NCQA Recognizes Nurse-Led Medical Homes
The National Commitee for Quality Assurance (NCQA) recognizes nurse-led primary care practices as patient centered medical homes in the NCQA Patient-Centered Medical Home (PCMH) 2011. Visit the NCQA PCMH Web page for a description of the recognition program and to access a brochure and further details.
Key Issues for NPs in Health Reform
When health reform legislation was in development, the following were identified as key issues for NPs by the The Nurse Practitioner Roundtable (a collaboration of the AANP, ACNP, GAPNA, NAPNAP, NPWH, and NONPF).
- Full recognition and utilization of nurse practitioners as primary care providers in all health care systems/ models
- Full recognition of nurse practitioner practices in coordinated care models such as Medical/Health Homes.

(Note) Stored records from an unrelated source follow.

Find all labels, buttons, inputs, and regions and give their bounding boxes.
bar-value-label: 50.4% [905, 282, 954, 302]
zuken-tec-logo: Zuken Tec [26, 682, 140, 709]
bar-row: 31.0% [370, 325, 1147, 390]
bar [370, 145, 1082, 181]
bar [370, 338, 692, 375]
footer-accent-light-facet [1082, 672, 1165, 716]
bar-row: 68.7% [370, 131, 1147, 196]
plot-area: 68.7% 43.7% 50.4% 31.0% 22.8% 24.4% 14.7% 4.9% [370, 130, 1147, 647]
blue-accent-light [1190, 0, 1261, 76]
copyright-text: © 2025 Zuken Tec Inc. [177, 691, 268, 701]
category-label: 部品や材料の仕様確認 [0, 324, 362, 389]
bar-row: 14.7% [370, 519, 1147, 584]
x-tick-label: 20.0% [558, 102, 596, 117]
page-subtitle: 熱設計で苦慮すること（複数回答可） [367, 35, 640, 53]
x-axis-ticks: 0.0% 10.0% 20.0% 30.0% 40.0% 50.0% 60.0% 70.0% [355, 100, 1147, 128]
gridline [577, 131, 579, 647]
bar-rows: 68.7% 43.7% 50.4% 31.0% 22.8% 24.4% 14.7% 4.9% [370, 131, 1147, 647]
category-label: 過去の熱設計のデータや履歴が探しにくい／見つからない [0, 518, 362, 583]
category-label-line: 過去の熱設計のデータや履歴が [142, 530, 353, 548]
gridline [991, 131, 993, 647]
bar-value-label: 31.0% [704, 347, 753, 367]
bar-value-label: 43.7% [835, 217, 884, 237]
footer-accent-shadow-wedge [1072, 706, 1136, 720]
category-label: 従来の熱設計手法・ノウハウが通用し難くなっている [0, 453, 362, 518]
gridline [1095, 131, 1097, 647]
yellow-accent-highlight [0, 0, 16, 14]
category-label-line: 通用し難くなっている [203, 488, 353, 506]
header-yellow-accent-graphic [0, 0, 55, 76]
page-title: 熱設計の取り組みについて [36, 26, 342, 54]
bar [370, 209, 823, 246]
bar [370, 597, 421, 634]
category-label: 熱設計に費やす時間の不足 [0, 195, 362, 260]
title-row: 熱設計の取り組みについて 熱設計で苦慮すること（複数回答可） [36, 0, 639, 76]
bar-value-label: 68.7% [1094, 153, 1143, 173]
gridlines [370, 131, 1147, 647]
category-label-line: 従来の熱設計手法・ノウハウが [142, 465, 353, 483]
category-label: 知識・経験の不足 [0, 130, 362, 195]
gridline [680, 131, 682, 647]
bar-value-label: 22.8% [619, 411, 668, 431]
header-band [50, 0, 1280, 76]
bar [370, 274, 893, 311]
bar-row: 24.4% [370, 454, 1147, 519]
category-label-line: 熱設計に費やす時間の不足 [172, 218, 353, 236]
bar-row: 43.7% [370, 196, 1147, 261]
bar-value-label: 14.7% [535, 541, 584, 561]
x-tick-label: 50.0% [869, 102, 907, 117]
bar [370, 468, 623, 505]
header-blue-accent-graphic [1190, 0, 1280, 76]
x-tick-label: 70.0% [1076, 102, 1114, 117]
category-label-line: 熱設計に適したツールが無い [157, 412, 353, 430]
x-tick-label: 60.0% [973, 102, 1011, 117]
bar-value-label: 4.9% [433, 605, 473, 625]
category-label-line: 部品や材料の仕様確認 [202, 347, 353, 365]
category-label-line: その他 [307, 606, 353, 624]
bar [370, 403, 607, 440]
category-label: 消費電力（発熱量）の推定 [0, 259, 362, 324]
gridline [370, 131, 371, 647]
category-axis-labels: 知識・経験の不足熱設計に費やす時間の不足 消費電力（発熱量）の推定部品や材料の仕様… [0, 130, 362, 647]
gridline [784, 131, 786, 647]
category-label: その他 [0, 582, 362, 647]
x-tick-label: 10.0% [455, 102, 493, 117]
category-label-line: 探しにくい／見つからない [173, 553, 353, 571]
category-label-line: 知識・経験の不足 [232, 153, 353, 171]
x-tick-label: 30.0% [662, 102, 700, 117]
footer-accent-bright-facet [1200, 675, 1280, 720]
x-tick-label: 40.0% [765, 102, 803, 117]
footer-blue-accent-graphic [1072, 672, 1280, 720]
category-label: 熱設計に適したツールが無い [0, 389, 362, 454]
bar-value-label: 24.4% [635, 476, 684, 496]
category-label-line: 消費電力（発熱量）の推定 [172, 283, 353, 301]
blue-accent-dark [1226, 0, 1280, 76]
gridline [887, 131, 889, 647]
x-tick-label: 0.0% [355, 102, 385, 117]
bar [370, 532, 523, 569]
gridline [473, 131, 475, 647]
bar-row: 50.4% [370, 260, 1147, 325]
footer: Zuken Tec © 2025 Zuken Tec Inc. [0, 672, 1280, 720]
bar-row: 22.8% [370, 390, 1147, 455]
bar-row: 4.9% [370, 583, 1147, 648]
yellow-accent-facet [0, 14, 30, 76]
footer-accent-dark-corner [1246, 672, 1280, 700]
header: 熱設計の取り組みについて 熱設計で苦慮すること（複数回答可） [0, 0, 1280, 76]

- Full participation of nurse practitioners and nurse practitioner practices in Accountable Care Organizations
- Full participation of nurse practitioners and nurse practitioner practices in chronic care and transitional care models included in the legislation
- Maintenance of the nondiscrimination language contained in the Senate Finance Bill
- Maintenance of the funding stream for Nurse Managed Clinics in the HELP bill.
- Maintenance of the Graduate Nurse Education Funding Stream as proposed in the Senate Finance Bill
- Authorization of nurse practitioners to certify patients eligible for home health care services.